One warning:  After making your *.fmt file it is sometimes easier to change all data types to SQLCHAR.  BCP will still let you put non-char values into appropriate field structures.  If using SQL 7 you should read about DTS Data Transformation Service.
(MS cert hugh?)


------------
Monoos at 7/8/99 2:41:03 PM


I am a novice in data base designing. I have MS certification in both design, implementation and administration.

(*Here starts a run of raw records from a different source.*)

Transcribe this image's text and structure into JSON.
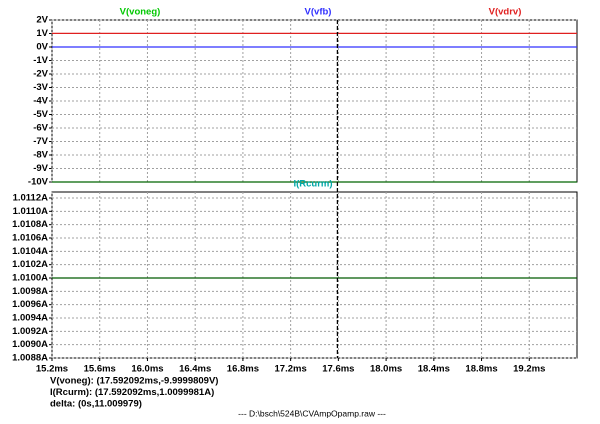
{
  "chart_data": [
    {
      "type": "line",
      "xlim": [
        15.2,
        19.6
      ],
      "ylim": [
        -10,
        2
      ],
      "yticks": [
        {
          "value": 2,
          "label": "2V"
        },
        {
          "value": 1,
          "label": "1V"
        },
        {
          "value": 0,
          "label": "0V"
        },
        {
          "value": -1,
          "label": "-1V"
        },
        {
          "value": -2,
          "label": "-2V"
        },
        {
          "value": -3,
          "label": "-3V"
        },
        {
          "value": -4,
          "label": "-4V"
        },
        {
          "value": -5,
          "label": "-5V"
        },
        {
          "value": -6,
          "label": "-6V"
        },
        {
          "value": -7,
          "label": "-7V"
        },
        {
          "value": -8,
          "label": "-8V"
        },
        {
          "value": -9,
          "label": "-9V"
        },
        {
          "value": -10,
          "label": "-10V"
        }
      ],
      "x": [
        15.2,
        19.6
      ],
      "series": [
        {
          "name": "V(voneg)",
          "color": "#00c800",
          "line_color": "#006400",
          "values": [
            -10,
            -10
          ]
        },
        {
          "name": "V(vfb)",
          "color": "#3030ff",
          "line_color": "#3030ff",
          "values": [
            0,
            0
          ]
        },
        {
          "name": "V(vdrv)",
          "color": "#e02020",
          "line_color": "#e02020",
          "values": [
            1.01,
            1.01
          ]
        }
      ],
      "grid": true
    },
    {
      "type": "line",
      "xlim": [
        15.2,
        19.6
      ],
      "xticks": [
        {
          "value": 15.2,
          "label": "15.2ms"
        },
        {
          "value": 15.6,
          "label": "15.6ms"
        },
        {
          "value": 16.0,
          "label": "16.0ms"
        },
        {
          "value": 16.4,
          "label": "16.4ms"
        },
        {
          "value": 16.8,
          "label": "16.8ms"
        },
        {
          "value": 17.2,
          "label": "17.2ms"
        },
        {
          "value": 17.6,
          "label": "17.6ms"
        },
        {
          "value": 18.0,
          "label": "18.0ms"
        },
        {
          "value": 18.4,
          "label": "18.4ms"
        },
        {
          "value": 18.8,
          "label": "18.8ms"
        },
        {
          "value": 19.2,
          "label": "19.2ms"
        }
      ],
      "ylim": [
        1.0088,
        1.0112
      ],
      "yticks": [
        {
          "value": 1.0112,
          "label": "1.0112A"
        },
        {
          "value": 1.011,
          "label": "1.0110A"
        },
        {
          "value": 1.0108,
          "label": "1.0108A"
        },
        {
          "value": 1.0106,
          "label": "1.0106A"
        },
        {
          "value": 1.0104,
          "label": "1.0104A"
        },
        {
          "value": 1.0102,
          "label": "1.0102A"
        },
        {
          "value": 1.01,
          "label": "1.0100A"
        },
        {
          "value": 1.0098,
          "label": "1.0098A"
        },
        {
          "value": 1.0096,
          "label": "1.0096A"
        },
        {
          "value": 1.0094,
          "label": "1.0094A"
        },
        {
          "value": 1.0092,
          "label": "1.0092A"
        },
        {
          "value": 1.009,
          "label": "1.0090A"
        },
        {
          "value": 1.0088,
          "label": "1.0088A"
        }
      ],
      "x": [
        15.2,
        19.6
      ],
      "series": [
        {
          "name": "I(Rcurm)",
          "color": "#00a8a8",
          "line_color": "#005a00",
          "values": [
            1.01,
            1.01
          ]
        }
      ],
      "grid": true
    }
  ],
  "cursor": {
    "x": 17.592092,
    "readout": [
      "V(voneg): (17.592092ms,-9.9999809V)",
      "I(Rcurm): (17.592092ms,1.0099981A)",
      "delta: (0s,11.009979)"
    ]
  },
  "footer": "---  D:\\bsch\\524B\\CVAmpOpamp.raw  ---"
}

Can anyone help me provide information regarding converting from Cobol flat files to sql server tables ?
I will be very grateful.. This is my first assignment.. Got to prove myself... help....

----------


## {;}

That is a bull.... you CAN NOT pass SQL test if you don&#39;t know how to do this. I can bet on that.


------------
Monoos at 7/8/99 2:41:03 PM


I am a novice in data base designing. I have MS certification in both design, implementation and administration. Can anyone help me provide information regarding converting from Cobol flat files to sql server tables ?
I will be very grateful.. This is my first assignment.. Got to prove myself... help....

----------


## Jagan Rao

SQL Server can&#39;nt recognize cobol flat files. You will have to convert cobol flat files to sequential format with column delimeters and end-of-row <CR> which gives you a text data file. I am sure there are some tools available for this kind of conversion. Also make sure there are no non-printable characters in the text data file.

Then you can use BCP or DTS to export into SQL.

Jagan

----------


## NinjaLord

IRI NextForm has an Eclipse GUI to map data in COBOL and other flat file formats into SQL Server and other RDBs.

----------


## skhanal

Reviving a 15 years old thread  :Big Grin:

----------